Soon I went down to meet my connection--the anesthesiologist. In 20 minutes, this man would have me flying at four feet. He didn’t actually say “name your poison,” but he opened up his pharmacological menu to imply I had a choice.

“I’m leaning toward a general,” I said, referring to my desired form of anesthesia--not my wartime sexual preference.

“Well,” he said with all due respect, “I wouldn’t want anybody to take away my consciousness.”


Gee, I had spent the greater part of my youth trying to knock out my consciousness by any means necessary. Why would I, who had once paid everyone from brain-damaged boys to Mr. Gallo’s White Port a few bucks to take away my consciousness, hesitate to pay $500 to a well-educated doctor for the same experience?

I woke up post-op in a recovery room to the tormented sound of Velcro being ripped apart as a nurse removed a blood-pressure cuff.

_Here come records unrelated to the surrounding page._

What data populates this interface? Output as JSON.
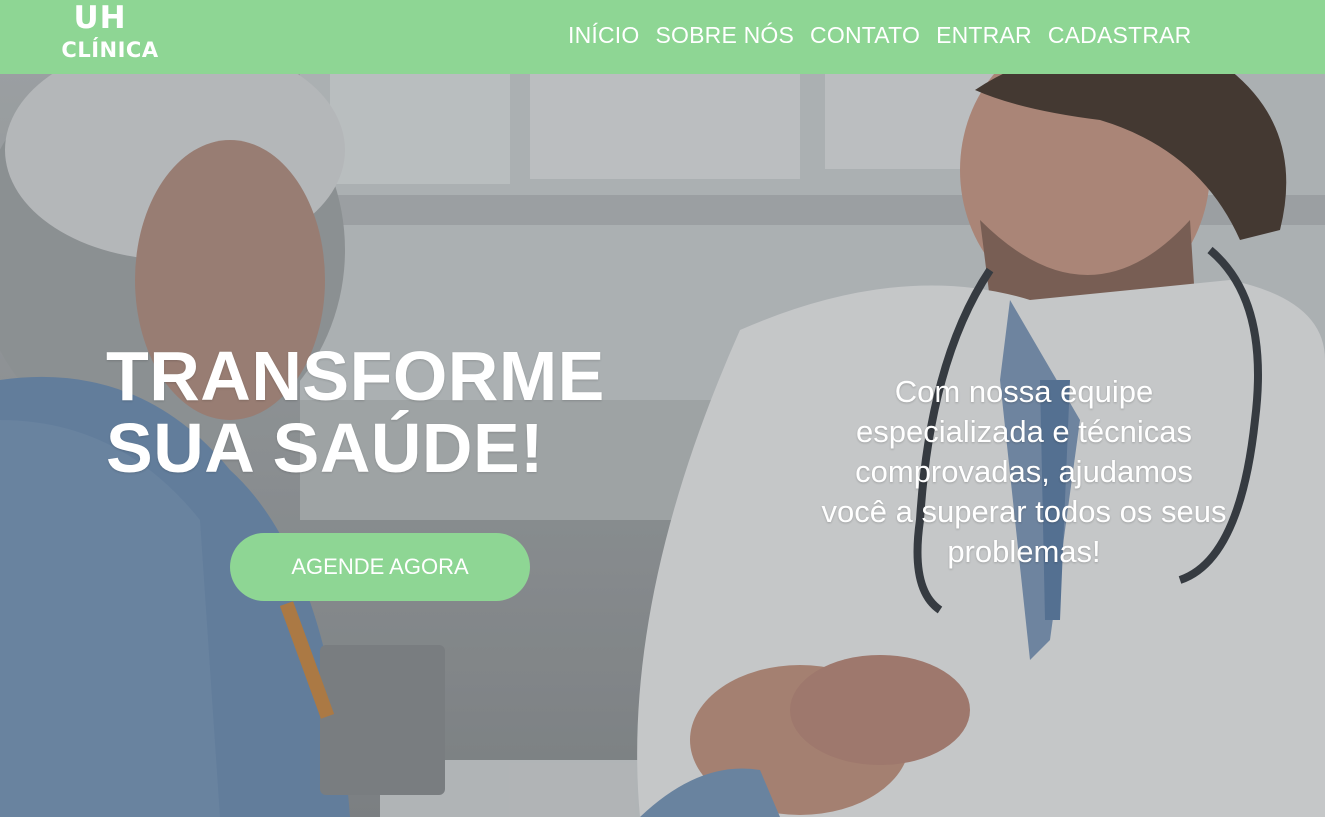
{
  "header": {
    "logo": {
      "line1": "UH",
      "line2": "CLÍNICA"
    },
    "nav": [
      "INÍCIO",
      "SOBRE NÓS",
      "CONTATO",
      "ENTRAR",
      "CADASTRAR"
    ]
  },
  "hero": {
    "headline_line1": "TRANSFORME",
    "headline_line2": "SUA SAÚDE!",
    "cta_label": "AGENDE AGORA",
    "description": "Com nossa equipe especializada e técnicas comprovadas, ajudamos você a superar todos os seus problemas!"
  },
  "colors": {
    "accent": "#8ed694",
    "text": "#ffffff"
  }
}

I was wheeled to my room half-awake but totally nauseated.

Soon, an orderly placed a food tray next to me. I lifted the lid gingerly. Enough to determine that one bite of those fried-fish parts would mean certain death.

A thin curtain separated me from my roomie, an 88-year-old woman who cried all the time. “Can I do anything for you?” I called out. “I want to die,” she said. That was all we said to each other in the 20 hours we shared the same tiny bleak room. Well, OK, as conversations go, it was not light and glib but rang with a certain existential vigor.


I turned on the TV only to discover that in today’s new cost-efficient hospital they have pay-as-you-go TV. I prayed that they had a different system for the bedpan.

The next morning, my husband came to take me home. As I tried to get into the wheelchair the nurse had brought in, a muscular woman shouted, “You can’t take that wheelchair; it belongs to Physical Therapy.”

As the fight continued between Nursing and Physical Therapy over possession of the chair, I found another one and burned rubber getting out of there.

I felt like a trained killer whale spotting an opening to the sea.